Olson has openly defended the Open-theists in the pages of Christianity Today (Jan 9, 1995, p. 30), and so it comes as no surprise to hear him say, "I consider open theism a legitimate evangelical and Arminian option even though I have not yet adopted it as my own perspective" (198). Olson acknowledges that Open-theists like his good friend (8) Clark Pinnock, argues that their view is consistent Arminianism (198). Why is Warfield charged with a lack of charity for drawing similar conclusions?
Warfield's review is measured, respectful and even complimentary, while at the same time he shows himself to be consciously Calvinist. Indeed, it could be said of him fortiter in re sed suaviter in modo, lit. "steadfast in what must be done, but gentle in the way he does it."
What's wrong with that? Was Warfield a "vitriolic critic" who could not bring himself to see any good in Arminianism, as Olson claims? Not if we judge Warfield by this review, nor in light of the fact that Warfield actually had articles published in leading Methodist journals of the time.
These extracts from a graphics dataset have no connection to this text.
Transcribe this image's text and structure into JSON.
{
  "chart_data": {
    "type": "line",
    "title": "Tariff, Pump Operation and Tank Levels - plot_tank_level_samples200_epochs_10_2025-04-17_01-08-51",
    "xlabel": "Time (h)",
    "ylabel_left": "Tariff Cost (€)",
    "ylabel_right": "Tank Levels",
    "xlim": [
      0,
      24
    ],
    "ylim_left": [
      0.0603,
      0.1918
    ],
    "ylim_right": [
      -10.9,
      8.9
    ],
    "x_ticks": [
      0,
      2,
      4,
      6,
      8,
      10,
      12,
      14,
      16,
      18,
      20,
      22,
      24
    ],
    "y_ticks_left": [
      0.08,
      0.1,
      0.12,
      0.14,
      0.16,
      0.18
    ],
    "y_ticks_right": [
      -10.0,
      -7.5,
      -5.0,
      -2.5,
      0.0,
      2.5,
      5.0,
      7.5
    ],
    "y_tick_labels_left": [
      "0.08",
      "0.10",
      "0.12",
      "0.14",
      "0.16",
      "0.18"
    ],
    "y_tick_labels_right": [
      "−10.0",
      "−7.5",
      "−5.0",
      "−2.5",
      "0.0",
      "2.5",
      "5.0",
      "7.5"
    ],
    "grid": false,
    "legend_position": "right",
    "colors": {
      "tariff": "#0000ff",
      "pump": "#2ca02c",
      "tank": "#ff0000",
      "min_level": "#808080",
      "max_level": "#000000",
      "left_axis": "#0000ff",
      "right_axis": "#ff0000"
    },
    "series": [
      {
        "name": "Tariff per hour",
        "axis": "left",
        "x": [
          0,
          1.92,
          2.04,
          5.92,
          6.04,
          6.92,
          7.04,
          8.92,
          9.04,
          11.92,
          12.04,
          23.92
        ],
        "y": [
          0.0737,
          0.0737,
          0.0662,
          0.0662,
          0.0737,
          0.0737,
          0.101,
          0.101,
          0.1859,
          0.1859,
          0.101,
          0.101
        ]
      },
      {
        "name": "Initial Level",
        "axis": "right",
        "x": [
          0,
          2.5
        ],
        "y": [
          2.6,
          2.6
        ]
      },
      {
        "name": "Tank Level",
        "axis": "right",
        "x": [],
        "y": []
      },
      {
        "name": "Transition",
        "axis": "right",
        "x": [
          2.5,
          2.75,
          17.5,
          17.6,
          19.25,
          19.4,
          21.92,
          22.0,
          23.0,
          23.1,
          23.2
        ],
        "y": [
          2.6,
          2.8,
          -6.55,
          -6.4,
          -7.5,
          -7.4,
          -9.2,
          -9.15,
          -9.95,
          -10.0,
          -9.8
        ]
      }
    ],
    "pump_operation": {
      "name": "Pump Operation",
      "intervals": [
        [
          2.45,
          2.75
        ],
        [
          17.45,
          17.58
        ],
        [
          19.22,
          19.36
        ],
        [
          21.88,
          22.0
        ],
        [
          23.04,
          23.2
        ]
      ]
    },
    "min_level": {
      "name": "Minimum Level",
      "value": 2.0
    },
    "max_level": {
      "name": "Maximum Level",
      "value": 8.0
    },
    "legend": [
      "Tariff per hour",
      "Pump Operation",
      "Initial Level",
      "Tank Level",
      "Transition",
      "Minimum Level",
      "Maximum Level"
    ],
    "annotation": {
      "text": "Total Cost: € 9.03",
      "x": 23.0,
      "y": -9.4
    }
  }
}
In his review of F. J. Snell's Wesley and Methodism, to mention only one example, Warfield had this to say of the father of Evangelical Arminianism, John Wesley, "the reader lays the book down, feeling that he has listened to a very lively raconteur recounting with real reverence the very true story of a very noble man. Wesley's weaknesses are not hidden. Neither are his virtues. And the total impression is exceedingly good" (The Presbyterian and Reformed Review July, 1901 p. 489).
I am forced to conclude that Olson has in fact read very little of Warfield and what little he has, he has done so with a jaundiced eye.
Olson claims in the conclusion that he wants a sense of fair play, common sense, rules of fairness between Arminians and Calvinists, but I ask in light of Olson's treatment of Warfield, who is guilty of "misunderstanding, misrepresenting and distorting"? To all who are interested I say, Warfield's review is easily available, so Tolle Lege and let the reader judge.